O pintor desinteressa-se dos fundos, que
nos surgem neutros (ou, melhor dizendo, amplas áreas uniformes, porque as cores
quase sempre são gritantes) para neles melhor sobressaírem as acções humanas;
ou seja, para sobre eles se contar uma história. Há uma maneira muito própria
de contar essa história, que de cada vez se traduz, mais do que em temas, em
séries que se desdobram com veemência.
As séries, como complemento estritamente
técnico da estratégia, trazem-me à memória o pensador raro que foi Walter
Benjamim (A Obra de Arte na Era da
Reprodutibilidade Técnica), traduzindo a modernidade do projecto. Não me é
difícil imaginar o pintor atacando
vários quadros em simultâneo, ou usando diversos tipos de tintas em também
diversos tipos de suporte. Tudo vale para chegar aos outros, mais do que
esperar que os outros venham até si. Tudo vale para retirar a aura reservada e mística
do quadro e o transformar em instrumento ao serviço do sentido.
Os quadros que compõem as séries (ou
melhor, que a vão compondo, uma vez que cada série é “open-ended”), não são os
fotogramas sequenciais de um gesto, mas sim diferentes ângulos particulares de
uma mesma encenação. Assim, o que perdem em individualidade (narrativas fixas, fechadas
sobre si próprias) ganham como elemento que acrescenta e revela sempre novos
pormenores a essa encenação – e consequentemente, elemento que as politiza.

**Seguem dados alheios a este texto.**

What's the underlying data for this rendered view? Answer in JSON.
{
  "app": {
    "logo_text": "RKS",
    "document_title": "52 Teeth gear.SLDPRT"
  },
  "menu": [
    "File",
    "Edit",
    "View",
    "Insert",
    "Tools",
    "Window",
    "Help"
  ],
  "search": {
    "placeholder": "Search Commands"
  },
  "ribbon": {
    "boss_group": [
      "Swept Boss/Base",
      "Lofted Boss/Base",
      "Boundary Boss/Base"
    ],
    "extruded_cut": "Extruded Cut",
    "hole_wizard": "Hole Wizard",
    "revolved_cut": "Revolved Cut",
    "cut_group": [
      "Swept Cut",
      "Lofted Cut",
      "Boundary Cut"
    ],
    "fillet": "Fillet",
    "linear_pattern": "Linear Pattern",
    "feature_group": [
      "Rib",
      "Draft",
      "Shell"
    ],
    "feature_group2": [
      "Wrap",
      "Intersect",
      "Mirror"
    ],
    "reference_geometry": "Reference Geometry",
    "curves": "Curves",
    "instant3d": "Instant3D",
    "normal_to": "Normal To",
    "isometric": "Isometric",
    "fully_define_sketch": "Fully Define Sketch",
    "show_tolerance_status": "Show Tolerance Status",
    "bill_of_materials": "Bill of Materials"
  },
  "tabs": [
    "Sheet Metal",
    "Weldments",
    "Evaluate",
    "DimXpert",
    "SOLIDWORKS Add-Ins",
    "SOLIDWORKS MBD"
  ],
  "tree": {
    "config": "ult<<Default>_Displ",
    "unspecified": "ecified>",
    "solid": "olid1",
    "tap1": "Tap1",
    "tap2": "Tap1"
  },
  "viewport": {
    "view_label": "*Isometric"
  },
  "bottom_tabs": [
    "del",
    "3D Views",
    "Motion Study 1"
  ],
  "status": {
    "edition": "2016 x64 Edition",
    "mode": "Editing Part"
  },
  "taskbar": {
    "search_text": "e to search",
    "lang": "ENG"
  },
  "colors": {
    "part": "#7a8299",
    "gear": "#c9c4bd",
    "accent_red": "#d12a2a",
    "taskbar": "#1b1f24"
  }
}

Mais do que putativas mensagens, o que
faz mover esta pintura são espantos provocados pela descoberta do real. Maravilhamentos,
indignações, acusações. Cada série porventura uma marca na vida do pintor. A Mulher-Crocodilo denota a descoberta da
mitologia timorense, talvez em contraste com os crocodilos africanos; os Refugiados do Mediterrâneo – aqueles
mesmos sobre os quais África mantém o enigmático silêncio de alguém que olha em
suspenso as próprias veias abertas pingando, cada gota vermelha uma alma
entregue a si própria sem a protecção do continente, e diluindo-se na imensidão
das águas – os refugiados do mediterrâneo, dizia, despertam sustos e demónios
antigos no coração culpado da Europa (bem no centro desta série está o gesto da
infame Petra Laszlo); os Garrotados &
Prisioneiros lembram-nos que em toda a parte há grotescos facínoras que com
falas mansas de cordeiros se tentam legitimar, malignos vermes traiçoeiros que
castigam e matam pela calada quem ousa a nobreza de falar e se exprimir (os
quadros convocam as vítimas e desprezam olimpicamente os algozes, como se o
esquecimento – a expulsão do espaço do quadro – fosse o prémio que a estes
últimos estivesse destinado); há ainda os Guerreiros
e o Nyau, séries com as quais o
pintor parece ensaiar um regresso ao continente africano e a este país onde ele
aportou pela primeira vez, e viveu, há quarenta anos. Nas palhas do Nyau vejo, aliás, as mesmas cores que
nas penas dos Ícaros (a primeira
série que lhe conheço), como se assim se encerrasse um ciclo largo. A reforçar
esta ideia, há ainda os pontilhados decorativos, de certo modo africanos e
evocando os pintores aborígenes australianos.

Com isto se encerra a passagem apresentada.